Dr. Ephraim Vela, OBGYN and chief executive physician for women’s health, compares doctors and nurses coping with the pandemic to soldiers coping with war.
“Ask the guy who goes to Afghanistan and who does tour after tour after tour,” he said.
Compared to many of the nurses and doctors in DHR Health’s COVID-19 units, Vela is an old campaigner. He and Forse both were in the trenches a decade ago during the AIDS epidemic.
“When I was a resident, we had to take care of the AIDS patients,” Vela said.
Vela, like every other doctor and nurse fighting the pandemic, has sacrificed for the cause. He lives next to his kids and grandkids, but because of his proximity to COVID-19 patients, he can’t be with them.
The best he can do is look out his window at them while they’re swimming in his pool.
“I know that if they got sick, who’s going to get them sick?” he said. “Me.”

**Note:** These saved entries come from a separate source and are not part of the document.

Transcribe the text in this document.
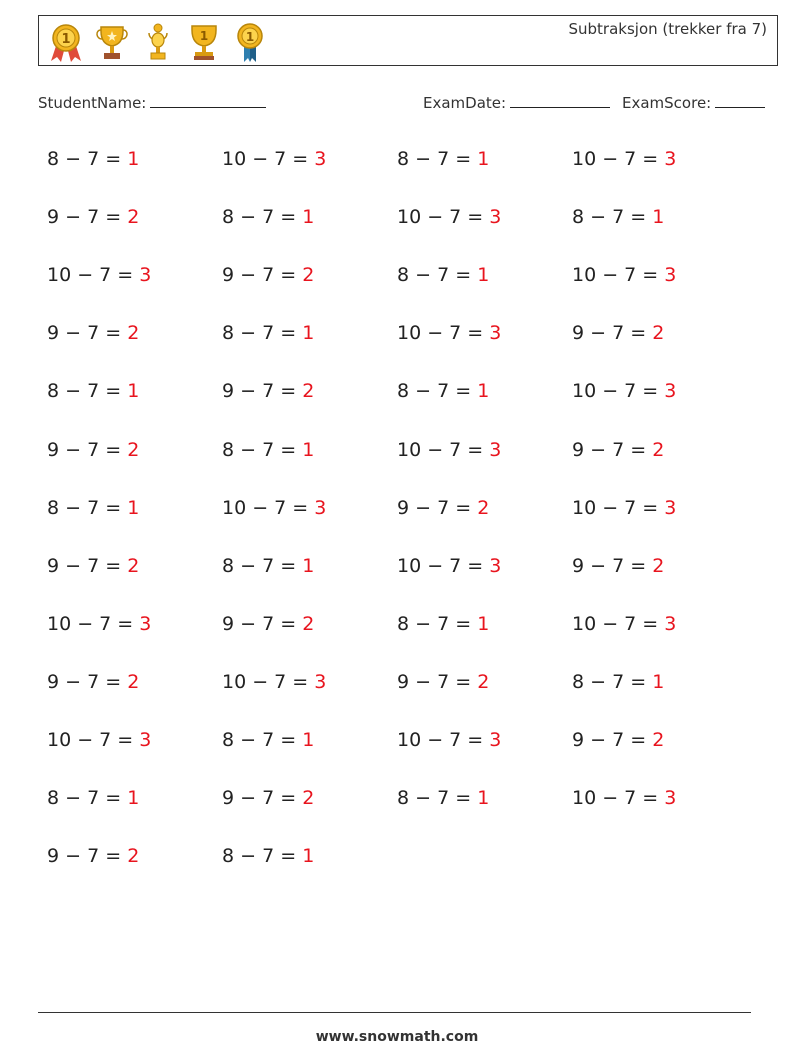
1	1	1	Subtraksjon (trekker fra 7)
StudentName:	ExamDate:	ExamScore:
8 − 7 = 1	10 − 7 = 3	8 − 7 = 1	10 − 7 = 3
9 − 7 = 2	8 − 7 = 1	10 − 7 = 3	8 − 7 = 1
10 − 7 = 3	9 − 7 = 2	8 − 7 = 1	10 − 7 = 3
9 − 7 = 2	8 − 7 = 1	10 − 7 = 3	9 − 7 = 2
8 − 7 = 1	9 − 7 = 2	8 − 7 = 1	10 − 7 = 3
9 − 7 = 2	8 − 7 = 1	10 − 7 = 3	9 − 7 = 2
8 − 7 = 1	10 − 7 = 3	9 − 7 = 2	10 − 7 = 3
9 − 7 = 2	8 − 7 = 1	10 − 7 = 3	9 − 7 = 2
10 − 7 = 3	9 − 7 = 2	8 − 7 = 1	10 − 7 = 3
9 − 7 = 2	10 − 7 = 3	9 − 7 = 2	8 − 7 = 1
10 − 7 = 3	8 − 7 = 1	10 − 7 = 3	9 − 7 = 2
8 − 7 = 1	9 − 7 = 2	8 − 7 = 1	10 − 7 = 3
9 − 7 = 2	8 − 7 = 1
www.snowmath.com
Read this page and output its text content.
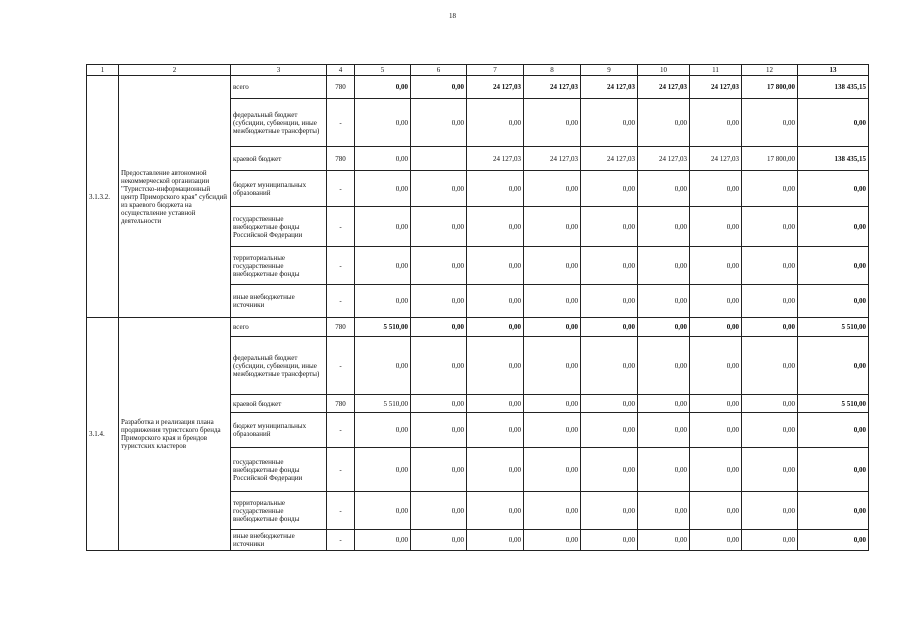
18
1	2	3	4	5	6	7	8	9	10	11	12	13
3.1.3.2.	Предоставление автономной некоммерческой организации "Туристско-информационный центр Приморского края" субсидий из краевого бюджета на осуществление уставной деятельности	всего	780	0,00	0,00	24 127,03	24 127,03	24 127,03	24 127,03	24 127,03	17 800,00	138 435,15
		федеральный бюджет (субсидии, субвенции, иные межбюджетные трансферты)	-	0,00	0,00	0,00	0,00	0,00	0,00	0,00	0,00	0,00
		краевой бюджет	780	0,00		24 127,03	24 127,03	24 127,03	24 127,03	24 127,03	17 800,00	138 435,15
		бюджет муниципальных образований	-	0,00	0,00	0,00	0,00	0,00	0,00	0,00	0,00	0,00
		государственные внебюджетные фонды Российской Федерации	-	0,00	0,00	0,00	0,00	0,00	0,00	0,00	0,00	0,00
		территориальные государственные внебюджетные фонды	-	0,00	0,00	0,00	0,00	0,00	0,00	0,00	0,00	0,00
		иные внебюджетные источники	-	0,00	0,00	0,00	0,00	0,00	0,00	0,00	0,00	0,00
3.1.4.	Разработка и реализация плана продвижения туристского бренда Приморского края и брендов туристских кластеров	всего	780	5 510,00	0,00	0,00	0,00	0,00	0,00	0,00	0,00	5 510,00
		федеральный бюджет (субсидии, субвенции, иные межбюджетные трансферты)	-	0,00	0,00	0,00	0,00	0,00	0,00	0,00	0,00	0,00
		краевой бюджет	780	5 510,00	0,00	0,00	0,00	0,00	0,00	0,00	0,00	5 510,00
		бюджет муниципальных образований	-	0,00	0,00	0,00	0,00	0,00	0,00	0,00	0,00	0,00
		государственные внебюджетные фонды Российской Федерации	-	0,00	0,00	0,00	0,00	0,00	0,00	0,00	0,00	0,00
		территориальные государственные внебюджетные фонды	-	0,00	0,00	0,00	0,00	0,00	0,00	0,00	0,00	0,00
		иные внебюджетные источники	-	0,00	0,00	0,00	0,00	0,00	0,00	0,00	0,00	0,00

He doesn’t know when he’ll be able to be with them again.
“Hopefully by Christmas,” he said.
“The incident command center and the modeling says that it’s going to peak sometime down here in October, that’s what the modeling says,” Dr. Forse said.
The tragedy of SIDU-2 is that patients can be treated and can recover, but they can’t be cured. The tragedy of every COVID-19 unit in the Valley is that no matter how much work medical staff do in the unit, they can’t cure the pandemic.
“There’s only so much we can do with all this,” Vela said.
Like any major war America has ever fought, they say this one will be won or lost on the homefront.
“Masks, social distancing, wash your hands. The three golden rules, these are like the new golden rules,” Forse said.
Until then, they say, those nurses and doctors will slog on.
Monitor Staff Writer Berenice Garcia contributed to this report.